One of us (Kennedy) first heard The Camp of the Saints referred to at various times during discussions of illegal migration. One such occasion was in the summer of 1991, following media reports about the thousands of desperate Albanians who commandeered ships to take them to the Italian ports of Bari and Brindisi, where they were locked in soccer stadiums by the local police before being forcibly returned to a homeland so poor that it is one of the few parts of Europe sometimes categorized as “developing” countries. Apparently, one reason for this exodus was that the Albanians had been watching Italian television–including commercials for consumer goods, cat food shown being served on a silver platter, and the like. More than a few colleagues mentioned that the incident struck them as a small-scale version of Raspail’s grim scenario.

More:

If anything, Raspail’s contempt for sympathizers and fellow travelers in the West is even more extreme. The collection of churchmen who plead for tolerance of the approaching armada; the intellectuals and media stars who think this is a great event; the hippies, radicals, and counterculture people who swarm south to greet the Indians as the panic-stricken Provencois are rushing north–all these get their comeuppance in Raspail’s bitter, powerful prose. In one of the most dramatic events, close to the book’s end, the leader of the French radicals is portrayed as rushing forward to welcome the “surging mob” of Indians, only to find himself “swept up in turn, carried off by the horde. Struggling to breathe. All around him, the press of sweaty, clammy bodies, elbows nudging madly in a frantic push forward, every man for himself, in a scramble to reach the streams of milk and honey.” The message is clear: race, not class or ideology, determines everything, and the wretched of the earth will see no distinction between unfriendly, fascistic Frenchmen on the one hand and liberal-minded bishops and yuppies on the other. All have enjoyed too large a share of the world’s wealth for too long, and their common fate is now at hand.

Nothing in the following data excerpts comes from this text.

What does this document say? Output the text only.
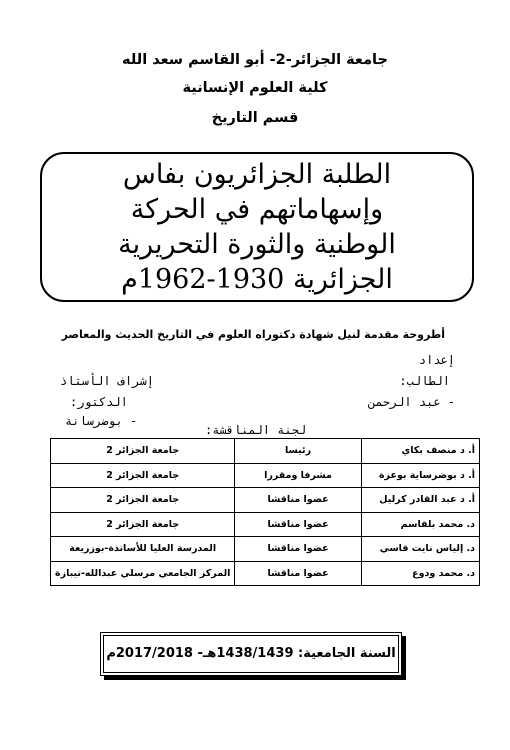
جامعة الجزائر-2- أبو القاسم سعد الله
كلية العلوم الإنسانية
قسم التاريخ
الطلبة الجزائريون بفاس
وإسهاماتهم في الحركة
الوطنية والثورة التحريرية
الجزائرية 1930-1962م
أطروحة مقدمة لنيل شهادة دكتوراه العلوم في التاريخ الحديث والمعاصر
إعداد
الطالب:
- عبد الرحمن
إشراف الأستاذ
الدكتور:
- بوضرسانة
لجنة المناقشة:
أ. د منصف بكاي	رئيسا	جامعة الجزائر 2
أ. د بوضرساية بوعزة	مشرفا ومقررا	جامعة الجزائر 2
أ. د عبد القادر كرليل	عضوا مناقشا	جامعة الجزائر 2
د. محمد بلقاسم	عضوا مناقشا	جامعة الجزائر 2
د. إلياس نايت قاسي	عضوا مناقشا	المدرسة العليا للأساتذة-بوزريعة
د. محمد ودوع	عضوا مناقشا	المركز الجامعي مرسلي عبدالله-تيبازة
السنة الجامعية: 1438/1439هـ- 2017/2018م
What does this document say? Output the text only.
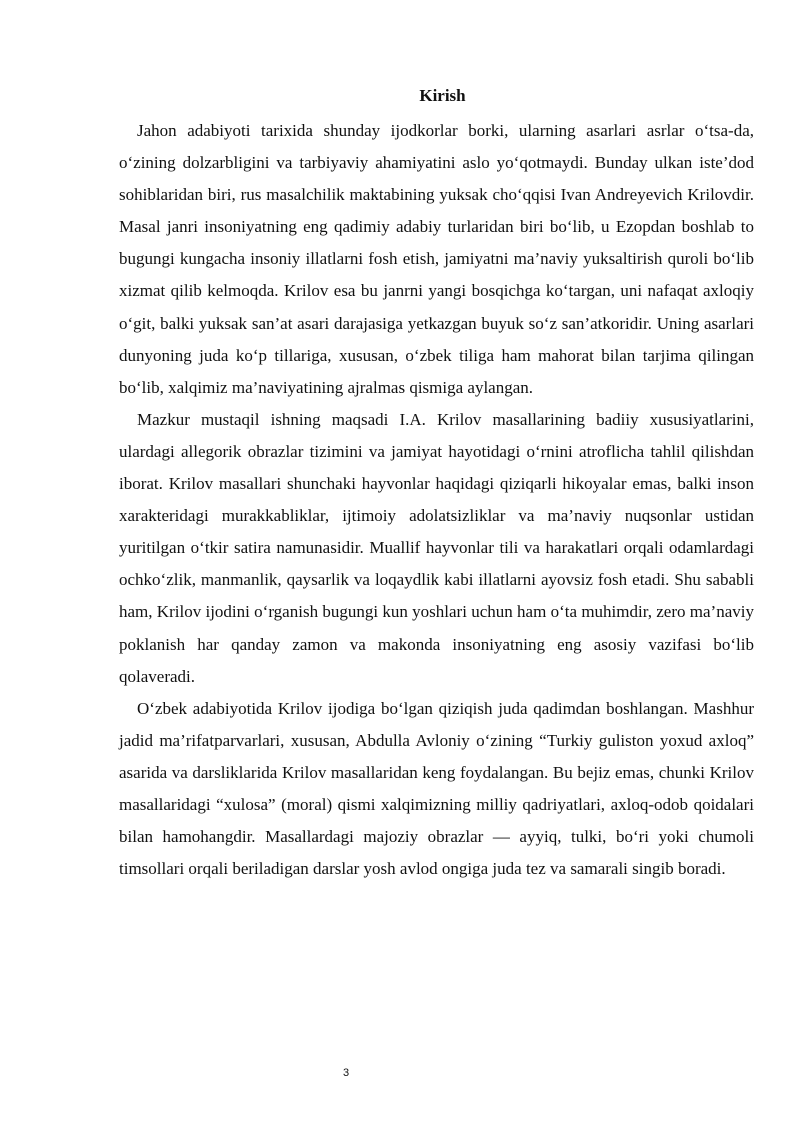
Kirish

Jahon adabiyoti tarixida shunday ijodkorlar borki, ularning asarlari asrlar o‘tsa-da, o‘zining dolzarbligini va tarbiyaviy ahamiyatini aslo yo‘qotmaydi. Bunday ulkan iste’dod sohiblaridan biri, rus masalchilik maktabining yuksak cho‘qqisi Ivan Andreyevich Krilovdir. Masal janri insoniyatning eng qadimiy adabiy turlaridan biri bo‘lib, u Ezopdan boshlab to bugungi kungacha insoniy illatlarni fosh etish, jamiyatni ma’naviy yuksaltirish quroli bo‘lib xizmat qilib kelmoqda. Krilov esa bu janrni yangi bosqichga ko‘targan, uni nafaqat axloqiy o‘git, balki yuksak san’at asari darajasiga yetkazgan buyuk so‘z san’atkoridir. Uning asarlari dunyoning juda ko‘p tillariga, xususan, o‘zbek tiliga ham mahorat bilan tarjima qilingan bo‘lib, xalqimiz ma’naviyatining ajralmas qismiga aylangan.

Mazkur mustaqil ishning maqsadi I.A. Krilov masallarining badiiy xususiyatlarini, ulardagi allegorik obrazlar tizimini va jamiyat hayotidagi o‘rnini atroflicha tahlil qilishdan iborat. Krilov masallari shunchaki hayvonlar haqidagi qiziqarli hikoyalar emas, balki inson xarakteridagi murakkabliklar, ijtimoiy adolatsizliklar va ma’naviy nuqsonlar ustidan yuritilgan o‘tkir satira namunasidir. Muallif hayvonlar tili va harakatlari orqali odamlardagi ochko‘zlik, manmanlik, qaysarlik va loqaydlik kabi illatlarni ayovsiz fosh etadi. Shu sababli ham, Krilov ijodini o‘rganish bugungi kun yoshlari uchun ham o‘ta muhimdir, zero ma’naviy poklanish har qanday zamon va makonda insoniyatning eng asosiy vazifasi bo‘lib qolaveradi.

O‘zbek adabiyotida Krilov ijodiga bo‘lgan qiziqish juda qadimdan boshlangan. Mashhur jadid ma’rifatparvarlari, xususan, Abdulla Avloniy o‘zining “Turkiy guliston yoxud axloq” asarida va darsliklarida Krilov masallaridan keng foydalangan. Bu bejiz emas, chunki Krilov masallaridagi “xulosa” (moral) qismi xalqimizning milliy qadriyatlari, axloq-odob qoidalari bilan hamohangdir. Masallardagi majoziy obrazlar — ayyiq, tulki, bo‘ri yoki chumoli timsollari orqali beriladigan darslar yosh avlod ongiga juda tez va samarali singib boradi.

3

It’s true that the groping New Year’s Eve mobs did not confirm the political sympathies of the women they assaulted. Here is the most jolting part of the essay which, remember, was written in 1994:

Let us now get to the heart of the matter. Readers may well find Raspail’s vision uncomfortable and his language vicious and repulsive, but the central message is clear: we are heading into the twenty-first century in a world consisting for the most part of a relatively small number of rich, satiated, demographically stagnant societies and a large number of poverty-stricken, resource-depleted nations whose populations are doubling every twenty-five years or less. The demographic imbalances are exacerbated by grotesque disparities of wealth between rich and poor countries. Despite the easy references that are made to our common humanity, it is difficult to believe that Switzerland, with an annual average per capita income of about $35,000, and Mali, with an average per capita income of less than $300, are on the same planet–but Raspail’s point is that they are, and that a combination of push and pull factors will entice desperate, ambitious Third World peasants to approach the portals of the First World in ever-increasing numbers. The pressures are now much greater than they were when Raspail wrote, not only because we’ve added 1.5 billion people to our planet since the early 1970s, but also, ironically, because of the global communications revolution, which projects images of Western lifestyles, consumer goods, and youth culture across the globe. Ambitious peasants no longer need a messianic untouchable to urge them to leave by boat for Europe; they see the inducements every day on their small black-and-white television sets.

Is all this gloom and doom justified? What about rosier visions of the future? What about the good news? The apocalyptic literature appears to be at odds with an equally large array of writings, chiefly by free-market economists and consultants, that proclaim a brave new world of ever-greater production, trade, wealth, and standards of living for all. In these portrayals of “the coming global boom,” a combination of market forces, diminished government interference, ingenious technologies, and the creation of a truly universal customer base will allow our planet to double or treble its income levels during the next few decades. In the view of those who believe that the global technological and communications revolution is making the world more integrated, rather than more envious, the constant modernization of the world economy is leading to a steady convergence of standards of production and living. As more and more countries open up to a borderless world, the prospects for humankind–or, at least, for those able to adapt–are steadily improving.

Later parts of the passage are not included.